The Facebook campaign is, however, an affectionate tribute to one of Bradford’s best-known characters.

There were several eccentrics around when I was a nipper. Anyone else remember the Bow-Legged Bopper? The scrawny little old man, who was indeed bow-legged, wandered around Thorpe Edge estate wearing white flares with Bay City Rollers-style tartan up the sides.

Then there was Old Anna, the bag lady who used to sing in a deep voice in Bradford’s markets. She was also known as Russian Anna and Polish Anna, and the story going around our school was that she’d been in a concentration camp and was the victim of terrible Nazi experiments.

A few years ago, the T&A published some remarkable old photographs found in a skip near Anna’s home after her death.

In one photo she’s a young woman, smiling in a headscarf, with a group of people in a field; a simple rural scene soon shattered by war. Another photo was of a haunted-looking Anna in a uniform, a number printed beneath, on an identity card.
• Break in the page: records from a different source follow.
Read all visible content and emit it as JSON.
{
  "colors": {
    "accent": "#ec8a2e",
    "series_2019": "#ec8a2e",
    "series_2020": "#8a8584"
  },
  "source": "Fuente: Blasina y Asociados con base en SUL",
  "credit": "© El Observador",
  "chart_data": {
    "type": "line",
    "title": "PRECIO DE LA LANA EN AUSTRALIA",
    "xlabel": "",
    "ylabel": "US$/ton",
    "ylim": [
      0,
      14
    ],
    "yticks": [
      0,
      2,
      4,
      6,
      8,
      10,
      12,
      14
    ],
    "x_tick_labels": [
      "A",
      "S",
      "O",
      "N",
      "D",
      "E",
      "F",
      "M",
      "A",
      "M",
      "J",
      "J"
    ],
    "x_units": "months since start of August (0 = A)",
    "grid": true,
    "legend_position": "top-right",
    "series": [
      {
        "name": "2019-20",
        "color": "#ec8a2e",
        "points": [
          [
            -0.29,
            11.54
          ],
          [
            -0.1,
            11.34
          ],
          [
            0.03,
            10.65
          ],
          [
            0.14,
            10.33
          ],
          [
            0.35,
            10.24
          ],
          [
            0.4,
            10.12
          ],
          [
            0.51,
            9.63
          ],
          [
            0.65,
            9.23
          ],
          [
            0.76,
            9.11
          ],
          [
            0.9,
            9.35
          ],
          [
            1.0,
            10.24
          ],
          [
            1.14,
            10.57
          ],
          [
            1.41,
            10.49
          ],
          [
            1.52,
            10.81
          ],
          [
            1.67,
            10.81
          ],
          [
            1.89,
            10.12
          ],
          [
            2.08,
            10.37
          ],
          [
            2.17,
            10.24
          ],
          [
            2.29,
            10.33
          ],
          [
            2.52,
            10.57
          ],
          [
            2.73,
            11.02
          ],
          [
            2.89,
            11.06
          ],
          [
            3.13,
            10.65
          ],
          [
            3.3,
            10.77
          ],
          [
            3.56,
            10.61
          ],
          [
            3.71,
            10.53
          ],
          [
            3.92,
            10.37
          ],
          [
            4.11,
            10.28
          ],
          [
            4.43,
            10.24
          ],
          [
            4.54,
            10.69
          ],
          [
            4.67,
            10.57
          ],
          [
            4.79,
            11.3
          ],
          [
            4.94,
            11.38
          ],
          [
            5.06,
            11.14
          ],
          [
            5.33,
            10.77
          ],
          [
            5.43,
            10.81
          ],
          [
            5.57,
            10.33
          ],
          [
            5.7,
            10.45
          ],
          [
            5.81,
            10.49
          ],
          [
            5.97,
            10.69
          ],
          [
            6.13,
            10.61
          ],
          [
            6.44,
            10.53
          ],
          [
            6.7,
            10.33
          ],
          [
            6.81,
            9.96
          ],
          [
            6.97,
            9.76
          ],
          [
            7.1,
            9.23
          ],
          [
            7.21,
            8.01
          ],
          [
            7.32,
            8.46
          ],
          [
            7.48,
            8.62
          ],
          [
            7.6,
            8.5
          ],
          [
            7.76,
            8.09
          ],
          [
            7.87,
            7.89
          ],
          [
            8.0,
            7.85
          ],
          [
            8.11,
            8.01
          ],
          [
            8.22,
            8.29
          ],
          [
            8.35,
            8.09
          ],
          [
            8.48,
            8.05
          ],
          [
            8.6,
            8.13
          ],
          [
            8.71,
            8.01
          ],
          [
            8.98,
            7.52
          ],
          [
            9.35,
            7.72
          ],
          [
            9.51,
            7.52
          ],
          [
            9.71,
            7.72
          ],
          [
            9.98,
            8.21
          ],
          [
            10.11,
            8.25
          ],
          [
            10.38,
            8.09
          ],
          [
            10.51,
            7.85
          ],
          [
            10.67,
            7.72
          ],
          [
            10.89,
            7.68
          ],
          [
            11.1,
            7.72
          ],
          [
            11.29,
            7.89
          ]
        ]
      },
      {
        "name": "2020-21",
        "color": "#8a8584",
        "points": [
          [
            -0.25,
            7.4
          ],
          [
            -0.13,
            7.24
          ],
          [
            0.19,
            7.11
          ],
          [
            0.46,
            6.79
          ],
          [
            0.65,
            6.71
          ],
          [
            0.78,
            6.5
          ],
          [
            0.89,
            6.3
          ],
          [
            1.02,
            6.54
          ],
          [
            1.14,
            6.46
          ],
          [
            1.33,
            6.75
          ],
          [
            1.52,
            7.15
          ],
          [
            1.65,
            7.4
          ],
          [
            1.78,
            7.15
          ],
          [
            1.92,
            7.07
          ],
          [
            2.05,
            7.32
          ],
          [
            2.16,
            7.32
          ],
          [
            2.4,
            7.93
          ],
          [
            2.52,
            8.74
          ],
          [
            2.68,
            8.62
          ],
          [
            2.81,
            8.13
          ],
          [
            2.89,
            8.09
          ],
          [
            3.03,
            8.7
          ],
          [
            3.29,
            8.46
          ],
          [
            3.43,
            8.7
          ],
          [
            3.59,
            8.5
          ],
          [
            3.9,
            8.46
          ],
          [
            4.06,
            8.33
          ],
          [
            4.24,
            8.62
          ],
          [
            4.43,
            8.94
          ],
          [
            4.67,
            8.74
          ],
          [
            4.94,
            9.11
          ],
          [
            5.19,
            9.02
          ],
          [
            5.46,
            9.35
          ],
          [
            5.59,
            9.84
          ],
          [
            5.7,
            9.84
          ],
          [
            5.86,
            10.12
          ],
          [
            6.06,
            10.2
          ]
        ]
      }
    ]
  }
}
When I was at university, one of our neighbours wore military uniform, wellies and a tea-towel wrapped around his head and muttered cryptic phrases, as if he was a spy.

Last year, the Shipley Dancer was regularly spotted grooving his way around the Aire Valley. When approached by a T&A reporter, he simply smiled and danced away.

The world is a more colourful place with eccentrics in it. And, intriguing as they are, they’re often best left alone, to continue being men and women of mystery.